Penulis: Shaffa Az Zahra, Theresa Martha Manalu/EQ
Editor: Orie Priscylla Mapeda Lumalan/EQ
Layouter: Dhimas Zidny Arrizqi/EQ

Jumat (26/09) menjadi penutup pekan yang penuh energi. Kesempatan untuk bersorak-sorai dalam malam puncak Festival Olahraga dan Seni Ekonomika dan Bisnis (FORS EB) 2025 tentu tak bisa dilewatkan. Mengundang berbagai grup musik kondang, acara ini menyulut kemeriahan di halaman Learning Center Fakultas Ekonomika dan Bisnis Universitas Gadjah Mada (FEB UGM).

Seperti namanya, FORS EB 2025 menjadi wadah bagi mahasiswa FEB UGM untuk mengembangkan minat dan bakat di bidang olahraga maupun seni. Program ini digagas oleh Departemen Minat dan Bakat Badan Eksekutif Mahasiswa (BEM) FEB UGM bekerja sama dengan Lustrum XIV FEB UGM. Acara ini mengusung tema “Flow into the Horizon”. Rangkaian kegiatan mencakup berbagai perlombaan olahraga, mulai dari basket, voli, bulu tangkis, tenis meja, biliar, serta kompetisi seni dan festival musik yang terbuka untuk masyarakat umum.

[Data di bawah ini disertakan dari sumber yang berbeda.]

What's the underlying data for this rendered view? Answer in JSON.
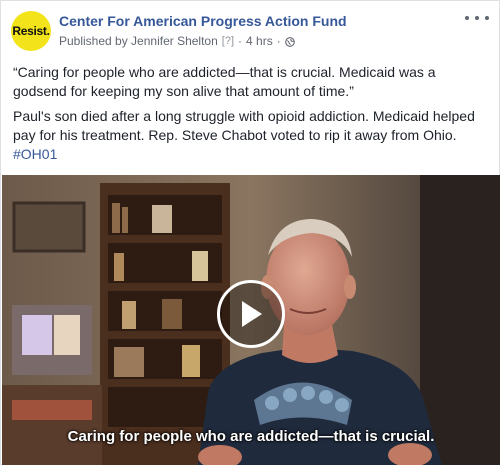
{
  "post": {
    "avatar_text": "Resist.",
    "page_name": "Center For American Progress Action Fund",
    "published_by": "Published by Jennifer Shelton",
    "help_marker": "[?]",
    "time": "4 hrs",
    "separator": "·",
    "quote": "“Caring for people who are addicted—that is crucial. Medicaid was a godsend for keeping my son alive that amount of time.”",
    "paragraph": "Paul's son died after a long struggle with opioid addiction. Medicaid helped pay for his treatment. Rep. Steve Chabot voted to rip it away from Ohio.",
    "hashtag": "#OH01"
  },
  "video": {
    "subtitle": "Caring for people who are addicted—that is crucial."
  },
  "icons": {
    "globe": "globe-icon",
    "more": "more-options-icon",
    "play": "play-icon"
  },
  "colors": {
    "link": "#365899",
    "avatar_bg": "#f2e31a",
    "text": "#1d2129",
    "meta": "#616770"
  }
}
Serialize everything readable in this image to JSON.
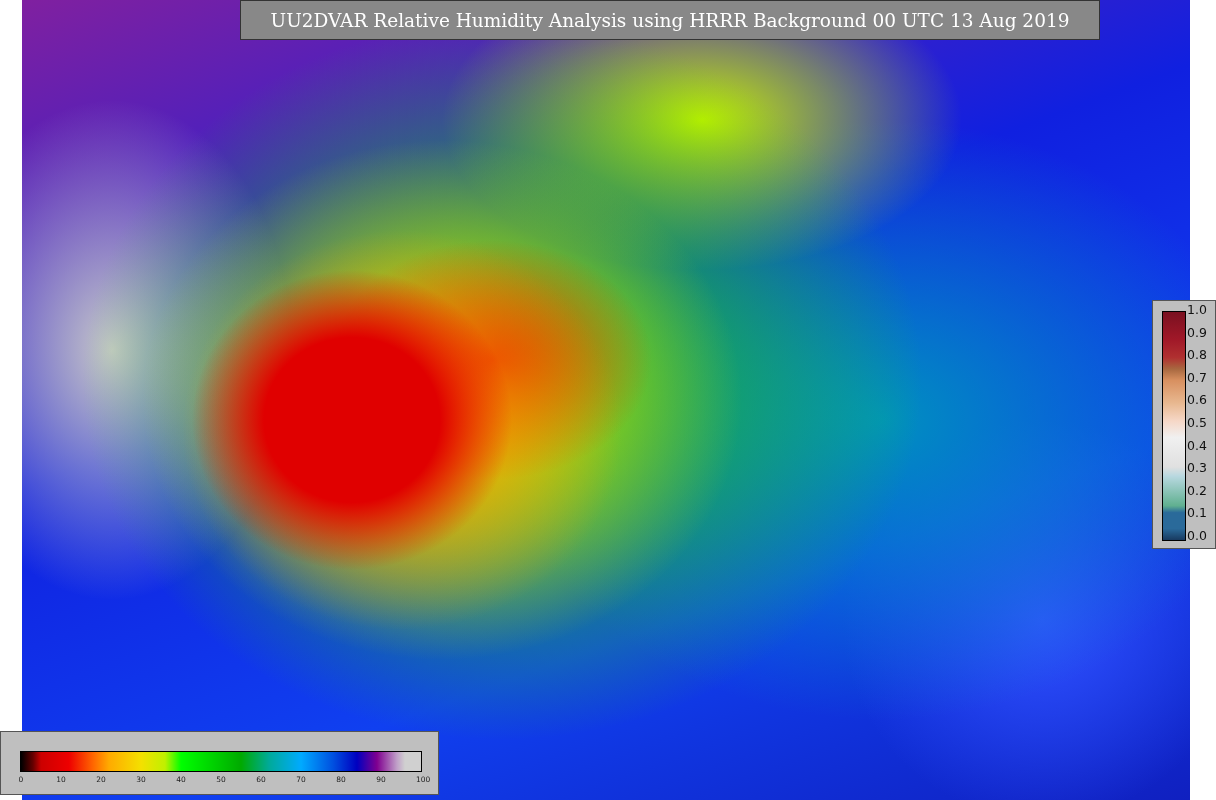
{
  "title": "UU2DVAR Relative Humidity Analysis using HRRR Background 00 UTC 13 Aug 2019",
  "bottom_colorbar": {
    "ticks": [
      "0",
      "10",
      "20",
      "30",
      "40",
      "50",
      "60",
      "70",
      "80",
      "90",
      "100"
    ]
  },
  "side_colorbar": {
    "ticks": [
      "1.0",
      "0.9",
      "0.8",
      "0.7",
      "0.6",
      "0.5",
      "0.4",
      "0.3",
      "0.2",
      "0.1",
      "0.0"
    ]
  }
}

Pada malam puncak, gerbang dibuka sejak pukul 16.30 WIB. Sebuah panggung megah berdiri di depan gedung Learning Center, sementara tenants makanan serta booth interaktif seperti pembacaan kartu tarot, sudah ramai pengunjung sejak sore hari. Festival musik dimulai dengan pemberian penghargaan kepada pemenang kompetisi band, Barockah, grup musik dari SMA Kolese De Britto Yogyakarta. Lagu yang membawa mereka pada kemenangan adalah Esok Kan Masih Ada - Utha Likumahuwa dan Pejantan Tangguh - Sheila on 7.

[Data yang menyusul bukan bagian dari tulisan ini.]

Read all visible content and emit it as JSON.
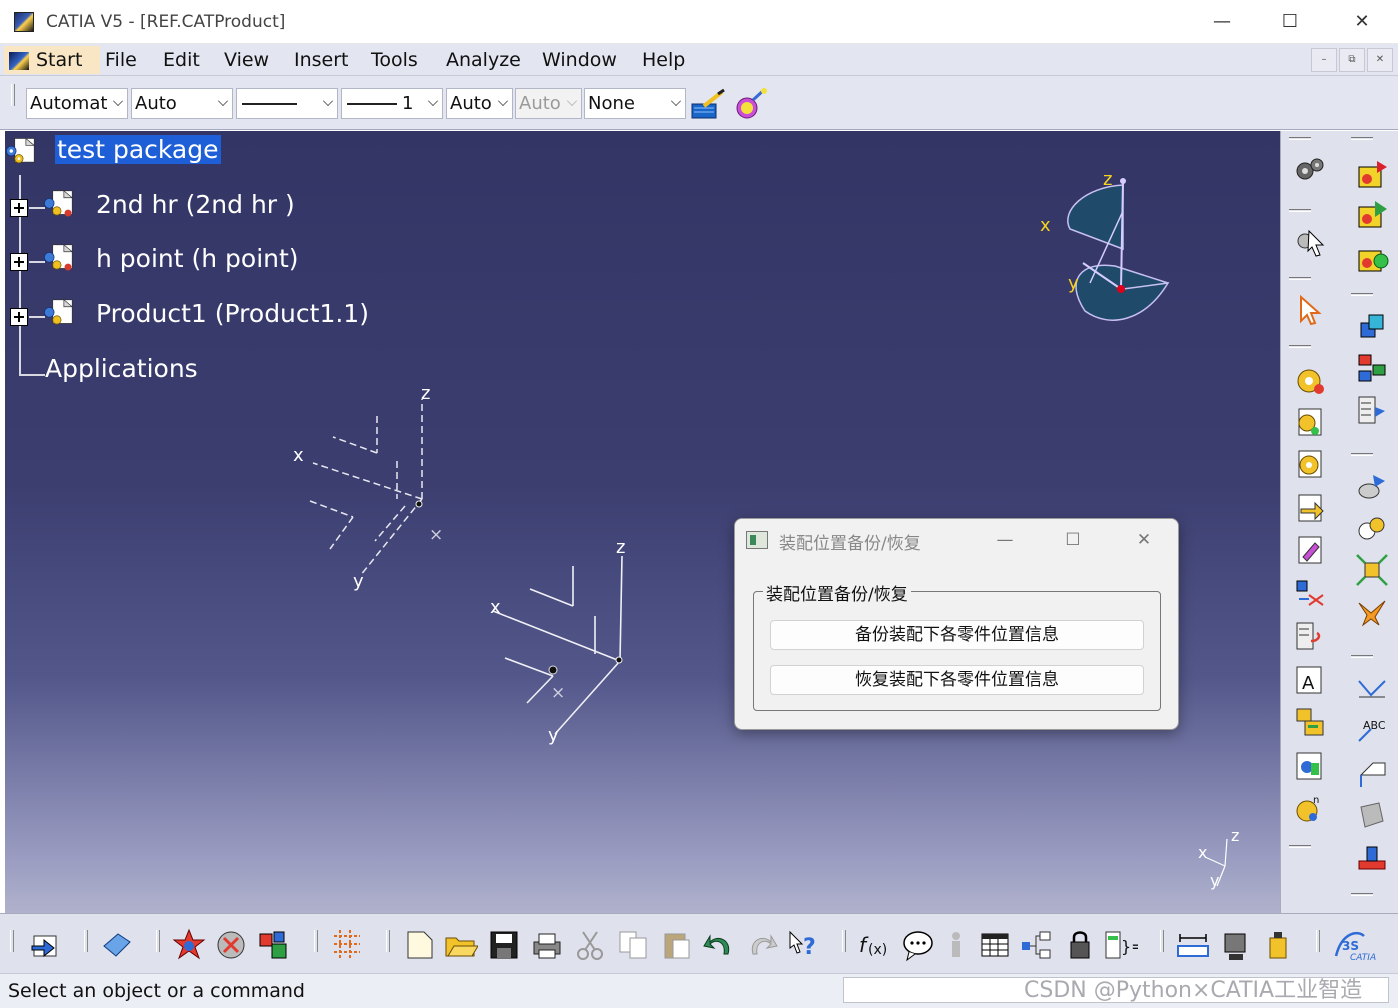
{
  "window": {
    "title": "CATIA V5 - [REF.CATProduct]",
    "minimize_glyph": "—",
    "maximize_glyph": "☐",
    "close_glyph": "✕"
  },
  "menu": {
    "items": [
      {
        "label": "Start"
      },
      {
        "label": "File"
      },
      {
        "label": "Edit"
      },
      {
        "label": "View"
      },
      {
        "label": "Insert"
      },
      {
        "label": "Tools"
      },
      {
        "label": "Analyze"
      },
      {
        "label": "Window"
      },
      {
        "label": "Help"
      }
    ],
    "mdi_minimize": "–",
    "mdi_restore": "⧉",
    "mdi_close": "✕"
  },
  "properties_toolbar": {
    "color_value": "Automat",
    "transparency_value": "Auto",
    "thickness_value": "1",
    "linetype_value": "Auto",
    "point_value": "Auto",
    "layer_value": "None"
  },
  "tree": {
    "root": "test package",
    "items": [
      {
        "label": "2nd hr  (2nd hr )"
      },
      {
        "label": "h point (h point)"
      },
      {
        "label": "Product1 (Product1.1)"
      }
    ],
    "applications": "Applications"
  },
  "axes": {
    "x": "x",
    "y": "y",
    "z": "z",
    "origin_mark": "×"
  },
  "dialog": {
    "title": "装配位置备份/恢复",
    "group_title": "装配位置备份/恢复",
    "backup_button": "备份装配下各零件位置信息",
    "restore_button": "恢复装配下各零件位置信息"
  },
  "status": {
    "text": "Select an object or a command"
  },
  "watermark": "CSDN @Python×CATIA工业智造",
  "colors": {
    "viewport_top": "#333565",
    "viewport_bottom": "#b0b2cc",
    "tree_selection": "#1e5fd8",
    "compass_fill": "#1f4a6a",
    "compass_label": "#f6d31f"
  }
}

Barockah turut unjuk kebolehan di panggung FORS EB 2025 dengan membawakan lagu Karma - Cokelat, Esa - 510, dan Kuning - Rumahsakit dengan ciamik. Naren, gitaris Barockah, menyampaikan bahwa ia sangat senang atas kemenangan ini. “Akhirnya usaha kita selama berhari-hari ga terbuang sia-sia. Terbukti kalau usaha tidak mengkhianati hasil,” ucapnya. Anggota lainnya juga menceritakan bahwa FORS EB meninggalkan kesan mengagumkan. “Panitianya sangat welcome, terharu rasanya kayak punya kru sendiri,” lanjut Naren. Jika diberi kesempatan, Barockah mengungkapkan akan mengikuti kompetisi dari FORS EB lagi tahun depan.

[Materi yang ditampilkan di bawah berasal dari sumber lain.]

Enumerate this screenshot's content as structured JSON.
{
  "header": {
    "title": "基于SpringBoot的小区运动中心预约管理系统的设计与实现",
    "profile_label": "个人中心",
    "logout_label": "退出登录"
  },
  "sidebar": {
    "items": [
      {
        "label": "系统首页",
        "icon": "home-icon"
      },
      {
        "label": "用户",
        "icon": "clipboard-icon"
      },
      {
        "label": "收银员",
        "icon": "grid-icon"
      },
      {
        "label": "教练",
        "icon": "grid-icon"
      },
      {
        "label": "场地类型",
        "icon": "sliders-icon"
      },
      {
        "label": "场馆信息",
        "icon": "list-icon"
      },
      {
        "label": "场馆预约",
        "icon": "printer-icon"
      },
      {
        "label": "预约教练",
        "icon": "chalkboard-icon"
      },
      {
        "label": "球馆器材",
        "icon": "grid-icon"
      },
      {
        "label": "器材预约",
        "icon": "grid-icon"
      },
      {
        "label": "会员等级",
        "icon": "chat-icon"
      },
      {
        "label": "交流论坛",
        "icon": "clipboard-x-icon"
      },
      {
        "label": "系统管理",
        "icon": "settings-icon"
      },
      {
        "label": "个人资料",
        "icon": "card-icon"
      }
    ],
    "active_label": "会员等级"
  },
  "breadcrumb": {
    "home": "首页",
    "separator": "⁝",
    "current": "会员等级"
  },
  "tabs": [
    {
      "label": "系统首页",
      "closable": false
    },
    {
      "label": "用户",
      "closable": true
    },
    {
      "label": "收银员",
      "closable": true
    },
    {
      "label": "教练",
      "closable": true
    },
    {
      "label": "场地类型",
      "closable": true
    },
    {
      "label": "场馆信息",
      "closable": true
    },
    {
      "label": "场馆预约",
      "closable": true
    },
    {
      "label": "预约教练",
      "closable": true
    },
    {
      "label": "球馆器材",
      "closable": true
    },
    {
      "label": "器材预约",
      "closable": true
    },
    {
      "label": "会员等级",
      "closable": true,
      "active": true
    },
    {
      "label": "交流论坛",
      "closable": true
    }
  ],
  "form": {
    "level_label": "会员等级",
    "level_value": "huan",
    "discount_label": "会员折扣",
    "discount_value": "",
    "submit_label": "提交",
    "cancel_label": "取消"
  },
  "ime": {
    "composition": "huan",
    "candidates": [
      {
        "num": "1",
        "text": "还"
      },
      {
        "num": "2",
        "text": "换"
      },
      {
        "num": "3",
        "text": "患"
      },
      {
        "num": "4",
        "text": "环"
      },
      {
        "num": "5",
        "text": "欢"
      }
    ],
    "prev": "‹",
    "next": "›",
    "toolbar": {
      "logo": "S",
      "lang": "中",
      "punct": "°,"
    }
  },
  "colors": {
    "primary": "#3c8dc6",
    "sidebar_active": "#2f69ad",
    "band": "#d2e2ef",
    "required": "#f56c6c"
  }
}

Setelah penampilan memukau dari Barockah, panggung FORS EB 2025 semakin berguncang lewat suguhan musik dari Sandstorm of Youth, ESB (Economics Session Band), Liburan di Rumah, hingga Traffic Jam yang didapuk sebagai penutup. Para penampil sukses membawa penonton larut dalam berbagai nuansa musik, memastikan semangat festival tetap menyala hingga akhir acara.

Ni Wayan Anggita Mayolly atau yang akrab disapa May, selaku CEO FORS EB 2025, menjelaskan bahwa acara ini merupakan wujud baru dari penggabungan dua acara yang sebelumnya diadakan secara terpisah. "Dulu tuh namanya Econofest dan EB Olympiad, jadi sekarang digabung jadi satu kepanitiaan FORS EB," tuturnya.

Bagi May, tujuan utama acara ini lebih dari sekadar perayaan. “Kami ingin mahasiswa punya ruang untuk berkembang, tidak hanya di akademik. Festival ini wadah agar talenta bisa tampil dan diapresiasi,” lanjutnya. Melihat lautan penonton yang larut dalam kemeriahan, May tidak bisa menyembunyikan rasa syukurnya. "Sebagai CEO, saya terharu sekali teman-teman bisa hadir di acara music festival ini," ucapnya tulus. Ia pun menutup dengan harapan besar untuk masa depan acara ini, "Pesannya mungkin nanti next FORS EB bisa lebih besar lagi, lebih gacor lagi".